Both Lauren and I love books. But we both realize that with a small house, having a multi-shelf whole-wall library just isn't in the cards for us. With both of us being techies and owning iPhones, we both decided to go with e-books and e-reader apps as a way to keep our reading habits fed.
That's worked great until the last few months, when the recent dispute between Amazon and the publishers over book pricing has now been fanned by Apple's foray into e-books with the iPad. It apparently comes down to the publishers wanting more control over e-book pricing (the agency vs. wholesale model dispute mentioned in the story below):
As a result, while prices and contracts are being renegotiated with suppliers, the e-bookstore I have used, Fictionwise, has suddenly found itself emptied of a lot of its mainstream titles, including a couple I've kept my eye on for a few months.
Needless to say, the whole thing has me rethinking the convenience of e-books, especially DRM-protected e-books. Part of the reason I buy e-books is so that I don't have to travel 40 miles round-trip to the nearest chain bookstore to pick up a book which might not be in stock yet. (I don't mind being in a bookstore for a long period of time. Lauren, by the way, fails to see the appeal.)
I also like the convenience; I can load 10+ titles on my phone and swap them out as necessary. If I find myself somewhere that I have a few minutes to kill (the doctor's office, for example), I just pull out the phone and choose from one. It also helps that the e-book app supports larger font sizes for easier reading, which really comes in handy with advancing age. Try doing that with a regular-print book.
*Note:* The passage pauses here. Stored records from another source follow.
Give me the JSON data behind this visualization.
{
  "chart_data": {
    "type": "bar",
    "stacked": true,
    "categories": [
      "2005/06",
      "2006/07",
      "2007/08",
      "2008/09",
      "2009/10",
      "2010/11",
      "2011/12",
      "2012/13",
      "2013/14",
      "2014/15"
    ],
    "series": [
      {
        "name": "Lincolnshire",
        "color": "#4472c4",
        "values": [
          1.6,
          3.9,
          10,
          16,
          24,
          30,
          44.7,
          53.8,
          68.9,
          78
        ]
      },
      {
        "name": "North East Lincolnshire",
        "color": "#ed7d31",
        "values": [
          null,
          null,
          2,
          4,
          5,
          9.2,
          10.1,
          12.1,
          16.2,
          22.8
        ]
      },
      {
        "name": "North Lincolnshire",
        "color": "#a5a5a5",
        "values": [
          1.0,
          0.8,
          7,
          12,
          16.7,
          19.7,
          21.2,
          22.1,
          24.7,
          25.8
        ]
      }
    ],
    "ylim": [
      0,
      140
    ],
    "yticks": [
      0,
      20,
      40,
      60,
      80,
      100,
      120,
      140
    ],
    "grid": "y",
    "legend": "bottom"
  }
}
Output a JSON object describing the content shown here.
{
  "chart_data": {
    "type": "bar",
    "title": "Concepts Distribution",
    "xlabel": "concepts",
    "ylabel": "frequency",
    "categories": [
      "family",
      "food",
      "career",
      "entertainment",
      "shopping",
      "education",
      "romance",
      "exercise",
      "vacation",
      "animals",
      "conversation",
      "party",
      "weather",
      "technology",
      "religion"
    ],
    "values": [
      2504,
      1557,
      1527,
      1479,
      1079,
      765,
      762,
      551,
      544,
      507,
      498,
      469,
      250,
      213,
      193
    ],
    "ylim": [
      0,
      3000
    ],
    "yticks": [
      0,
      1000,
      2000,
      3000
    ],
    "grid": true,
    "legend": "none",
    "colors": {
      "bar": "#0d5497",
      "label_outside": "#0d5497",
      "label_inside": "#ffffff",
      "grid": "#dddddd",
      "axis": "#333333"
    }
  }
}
I also like the appeal of not having to pay higher prices for hardbound books (which take up the aforementioned house space), and not having to wait for a year to get the book in trade paperback.
In short, it's a lot of convenience at a reduced price.
E-books aren't perfect; to be honest, I've seen quite a few cases where the conversion had left a couple of obvious typos or formatting problems introduced by the process. But those had been the only minor annoyances, which I live with for the sake of the above conveniences.
But there are larger questions.
Let's say that my e-book supplier (who was one of two online e-Book suppliers bought out by Barnes and Noble before Christmas), is subsumed completely into B&N. Can I continue to use the existing e-books that I've purchased? Will B&N provide a substitute way for me to continue to purchase e-books through their website?
On one hand, I can understand the publishers' argument. They want to maximize the earnings for the authors who publish for them at price points the publishers can live with. But by forcing the argument through the pricing dispute between Amazon first and now with the discussion of "enhanced" e-books provided through the Apple iPad, at higher prices, I think the publishers have lost sight of something: those of us who read the books they published have been mightily inconvenienced. And it's annoying.